The Natural Way of Things by Charlotte Wood (Allen & Unwin)
In The Natural Way of Things ten women are imprisoned on an isolated property, forced into hard labour in scorching heat while wearing rough uniforms and vision-impairing bonnets. They are given no reason for their incarceration, but they gradually determine that each has been involved in a public sex scandal, making them dangerous, embarrassing or inconvenient to men who have the power to punish them. As their food runs out and it becomes evident that their guards have also been abandoned by whatever power placed them there, the women are forced to look to each other for survival.
Exposing the threads of misogyny, cowardice and abuses of power embedded in contemporary society, this is a confronting, sometimes deeply painful novel to read. With an unflinching eye and audacious imagination, Charlotte Wood carries us from a nightmare of helplessness and despair to a fantasy of revenge and reckoning.
About Charlotte Wood
Charlotte Wood is the author of five novels and a book of non-fiction, and editor of The Writer’s Room Interviews magazine. Her last novel, Animal People, was longlisted for the Miles Franklin Literary Award and her other books have been shortlisted for many prizes including the Christina Stead Prize for Fiction.
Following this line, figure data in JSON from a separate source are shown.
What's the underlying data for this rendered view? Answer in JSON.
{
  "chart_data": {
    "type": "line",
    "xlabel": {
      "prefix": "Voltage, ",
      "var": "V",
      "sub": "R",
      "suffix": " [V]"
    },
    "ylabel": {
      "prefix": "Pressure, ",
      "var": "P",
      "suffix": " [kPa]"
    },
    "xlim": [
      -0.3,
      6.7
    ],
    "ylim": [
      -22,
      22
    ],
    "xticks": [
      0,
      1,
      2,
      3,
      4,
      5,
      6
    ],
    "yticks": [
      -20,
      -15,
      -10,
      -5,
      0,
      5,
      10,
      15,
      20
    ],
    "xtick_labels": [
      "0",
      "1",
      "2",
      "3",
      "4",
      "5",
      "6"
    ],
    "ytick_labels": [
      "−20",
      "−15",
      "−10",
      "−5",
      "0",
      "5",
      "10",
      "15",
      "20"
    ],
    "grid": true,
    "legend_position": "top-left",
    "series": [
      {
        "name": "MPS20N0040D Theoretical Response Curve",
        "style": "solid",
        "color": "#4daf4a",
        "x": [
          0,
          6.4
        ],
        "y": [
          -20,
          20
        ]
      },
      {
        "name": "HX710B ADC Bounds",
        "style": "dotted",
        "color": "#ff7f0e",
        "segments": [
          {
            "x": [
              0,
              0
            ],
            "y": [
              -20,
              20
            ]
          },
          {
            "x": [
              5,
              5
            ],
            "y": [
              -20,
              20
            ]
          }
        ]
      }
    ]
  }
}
Small Acts of Disappearance by Fiona Wright (Giramondo)
Small Acts of Disappearance is a collection of essays on anorexia, a disorder as disturbing as it is mysterious, even to its own sufferers. Documenting Fiona Wright’s experience from the beginning of her affliction, when she was a student, to her hospitalisation with a life-threateningly extreme version of the illness, the essays display a candour and an intelligence that describe the course of her illness with great precision and illuminate the sufferer’s motives and actions over time.
The narrative is crosshatched with other experiences and subjects: travel, autobiography, and literature – in particular writers who have used their art to anatomise the extremity of compulsion. The range of Wright’s research, from contemporary neurobiologists to old school modernists, and the quality of her insights make Small Acts of Disappearance a valuable book. Wright brings a sometimes melancholy, sometimes comic, well-informed honesty to an important subject.
About Fiona Wright
Fiona Wright’s poetry book, Knuckled, won the Dame Mary Gilmore Award for a first collection. Her poems and essays have been published in the Australian, Meanjin, Island, Overland, The Lifted Brow, Seizure and HEAT.